22.78 Some I-O industries correspond to a single ANZSIC class, but it is not possible to have an industry for every class. The aim is to provide a balanced view of the structure of the economy, and to be able to compare the latest I-O tables with earlier versions.
22.79 In I-O tables produced prior to the 2001-02 tables, where practical, the process of 'redefinition of industries' was applied where units defined to an industry had significant production of products primary to another industry which had a different pattern of inputs. This secondary output was treated as output of the industry to which production was primary. This resulted in lower levels of secondary production than in tables compiled from the 2001-02 tables onwards when the redefinitions were ceased. The redefinitions affected mainly the trading activity of miners and manufacturers, which was redefined to retail and wholesale trade, and any significant manufacturing activity of wholesalers which was redefined to the appropriate manufacturing industry.

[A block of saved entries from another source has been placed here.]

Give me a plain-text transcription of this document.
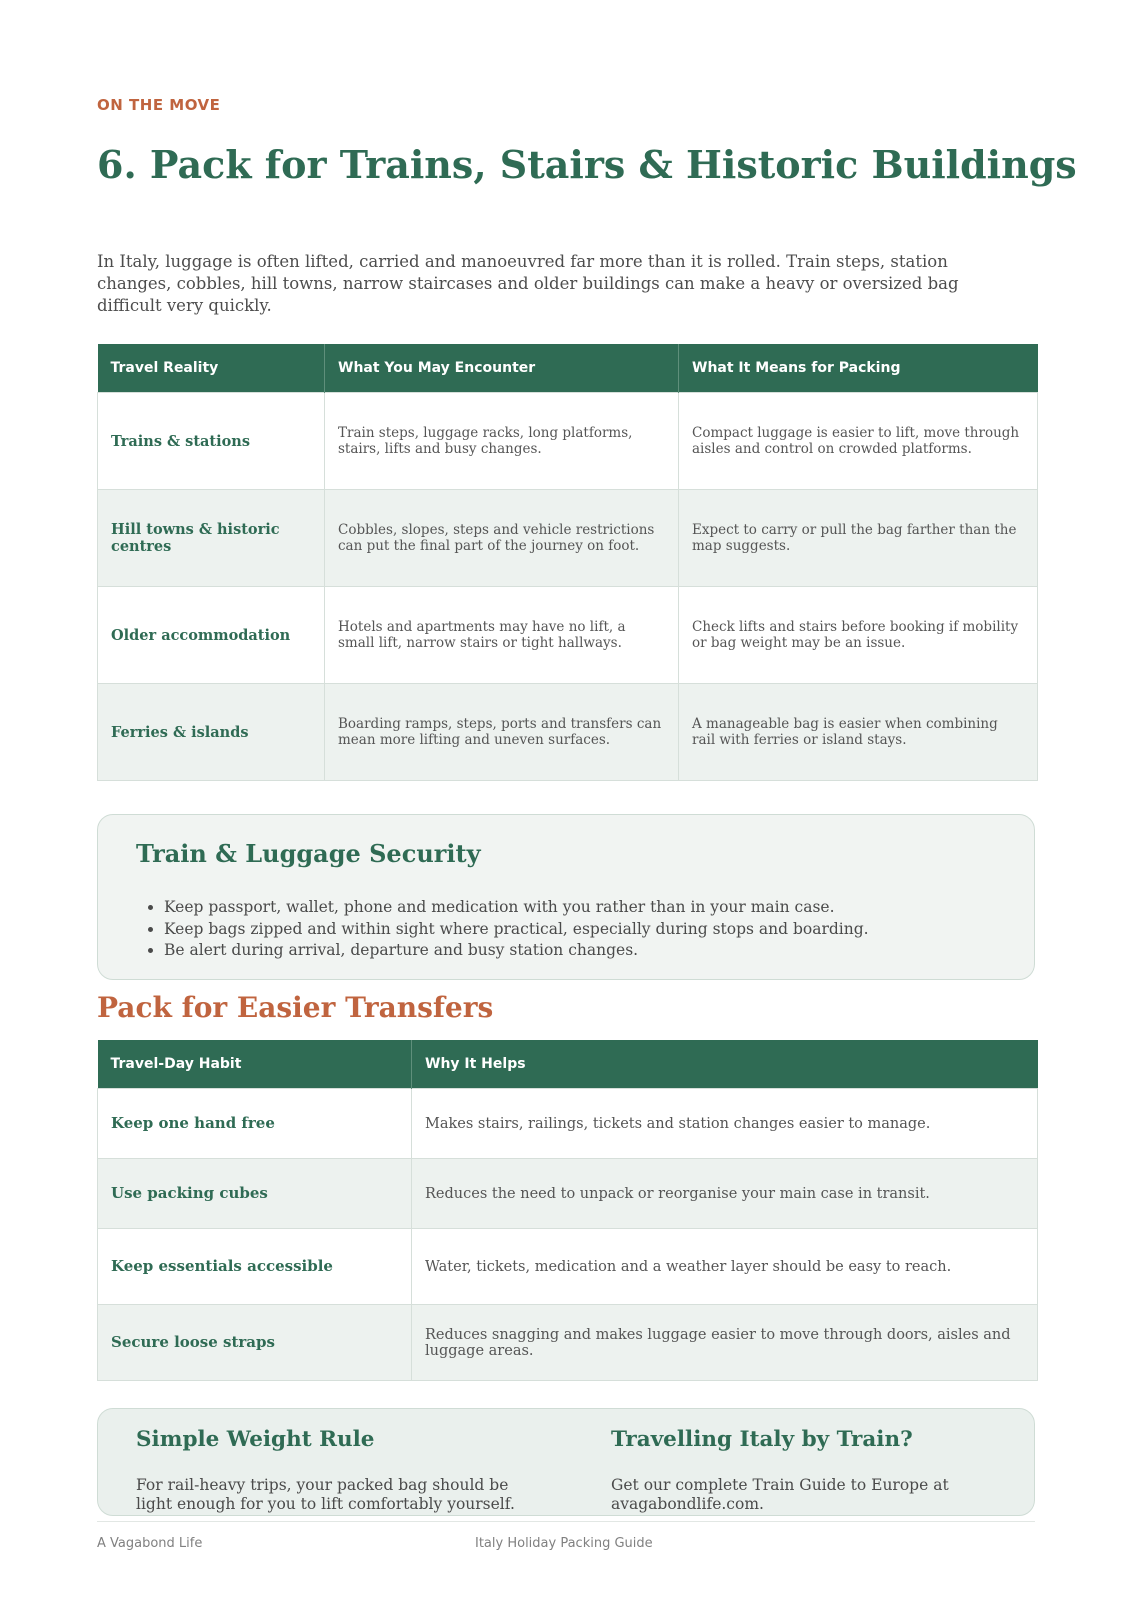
ON THE MOVE
6. Pack for Trains, Stairs & Historic Buildings

In Italy, luggage is often lifted, carried and manoeuvred far more than it is rolled. Train steps, station changes, cobbles, hill towns, narrow staircases and older buildings can make a heavy or oversized bag difficult very quickly.

Travel Reality	What You May Encounter	What It Means for Packing
Trains & stations	Train steps, luggage racks, long platforms, stairs, lifts and busy changes.	Compact luggage is easier to lift, move through aisles and control on crowded platforms.
Hill towns & historic centres	Cobbles, slopes, steps and vehicle restrictions can put the final part of the journey on foot.	Expect to carry or pull the bag farther than the map suggests.
Older accommodation	Hotels and apartments may have no lift, a small lift, narrow stairs or tight hallways.	Check lifts and stairs before booking if mobility or bag weight may be an issue.
Ferries & islands	Boarding ramps, steps, ports and transfers can mean more lifting and uneven surfaces.	A manageable bag is easier when combining rail with ferries or island stays.
Train & Luggage Security
• Keep passport, wallet, phone and medication with you rather than in your main case.
• Keep bags zipped and within sight where practical, especially during stops and boarding.
• Be alert during arrival, departure and busy station changes.
Pack for Easier Transfers
Travel-Day Habit	Why It Helps
Keep one hand free	Makes stairs, railings, tickets and station changes easier to manage.
Use packing cubes	Reduces the need to unpack or reorganise your main case in transit.
Keep essentials accessible	Water, tickets, medication and a weather layer should be easy to reach.
Secure loose straps	Reduces snagging and makes luggage easier to move through doors, aisles and luggage areas.
Simple Weight Rule

For rail-heavy trips, your packed bag should be light enough for you to lift comfortably yourself.

Travelling Italy by Train?

Get our complete Train Guide to Europe at avagabondlife.com.

A Vagabond Life	Italy Holiday Packing Guide
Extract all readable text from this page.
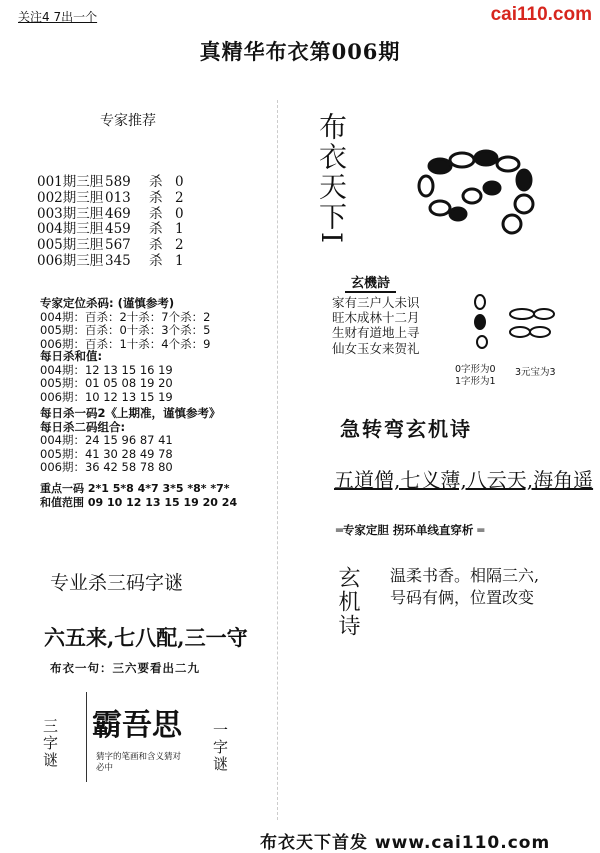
关注4 7出一个	cai110.com
真精华布衣第006期
专家推荐
001期三胆 589 杀 0
002期三胆 013 杀 2
003期三胆 469 杀 0
004期三胆 459 杀 1
005期三胆 567 杀 2
006期三胆 345 杀 1
专家定位杀码: (谨慎参考)
004期：百杀：2十杀：7个杀：2
005期：百杀：0十杀：3个杀：5
006期：百杀：1十杀：4个杀：9
每日杀和值:
004期：12 13 15 16 19
005期：01 05 08 19 20
006期：10 12 13 15 19
每日杀一码2《上期准，谨慎参考》
每日杀二码组合:
004期：24 15 96 87 41
005期：41 30 28 49 78
006期：36 42 58 78 80
重点一码 2*1 5*8 4*7 3*5 *8* *7*
和值范围 09 10 12 13 15 19 20 24
专业杀三码字谜
六五来,七八配,三一守
布衣一句：三六要看出二九
三字谜 霸吾思
猜字的笔画和含义猜对必中	一字谜
布衣天下I
玄機詩
家有三户人未识
旺木成林十二月
生财有道地上寻
仙女玉女来贺礼
0字形为0
1字形为1
3元宝为3
急转弯玄机诗
五道僧,七义薄,八云天,海角遥
═专家定胆 拐环单线直穿析 ═
玄机诗 温柔书香。相隔三六,
号码有俩，位置改变
布衣天下首发 www.cai110.com
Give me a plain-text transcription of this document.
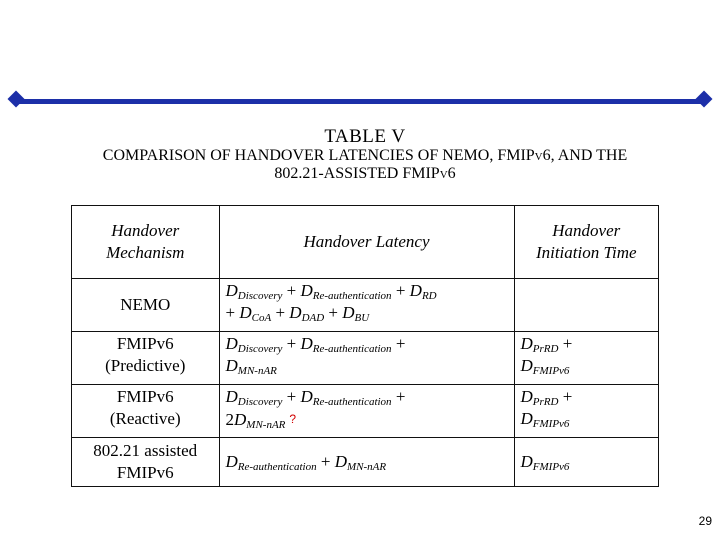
TABLE V
COMPARISON OF HANDOVER LATENCIES OF NEMO, FMIPv6, AND THE
802.21-ASSISTED FMIPv6
Handover Mechanism	Handover Latency	Handover Initiation Time

NEMO	$D_{Discovery} + D_{Re-authentication} + D_{RD}$
+ $D_{CoA} + D_{DAD} + D_{BU}$

FMIPv6
(Predictive)	$D_{Discovery} + D_{Re-authentication}$ +
$D_{MN-nAR}$	$D_{PrRD}$ +
$D_{FMIPv6}$

FMIPv6
(Reactive)	$D_{Discovery} + D_{Re-authentication}$ +
$2D_{MN-nAR}$ ?	$D_{PrRD}$ +
$D_{FMIPv6}$

802.21 assisted
FMIPv6	$D_{Re-authentication} + D_{MN-nAR}$	$D_{FMIPv6}$
29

22.80 The product classification used in the I-O tables is the Input-Output Product Classification (IOPC) which is based on the Central Product Classification, Version 2 (CPC, Ver. 2) and is consistent with the ANZSIC06. The IOPC is an industry-of-origin product classification that has been specifically developed for the compilation and application of Australian (I-O) tables. As the I-O system describes the production and subsequent use of all goods and services, an I-O product classification needs to be defined in terms of characteristic products of industry sectors. The overall principles for the preparation of such an industry-of-origin product classification include:
- homogeneity of inputs – each product or product group should consist of items that have similar input structures or technology of production. This principle is generally applied through the definition of each IOPC item in terms of the ANZSIC industry in which it is mainly produced; and
- homogeneity of disposition – each product or product group, having satisfied the first criterion, should consist of items that have similar patterns of disposition or usage. This principle is applied by reference to the description of source data items and information about the transport, distribution and product taxation margins applying to specific products.
22.81 Details of the latest version of the I-O Product Classification (IOPC), and concordances to previous versions of the IOPC are available in the ABS publication, Australian National Accounts: Input-Output Tables.
22.82 Much of the data that is used to populate the I-O tables is initially classified to other classifications. Therefore, concordances are required to map this data to the I-O classifications.
22.83 Concordances between the IOPC and CPI 16th series classification, the I-O industry group (IOIG) and ANZSIC06, and IOIG to Household Expenditure Classification (HEC) are also available in the ABS publication, Australian National Accounts: Input-Output Tables.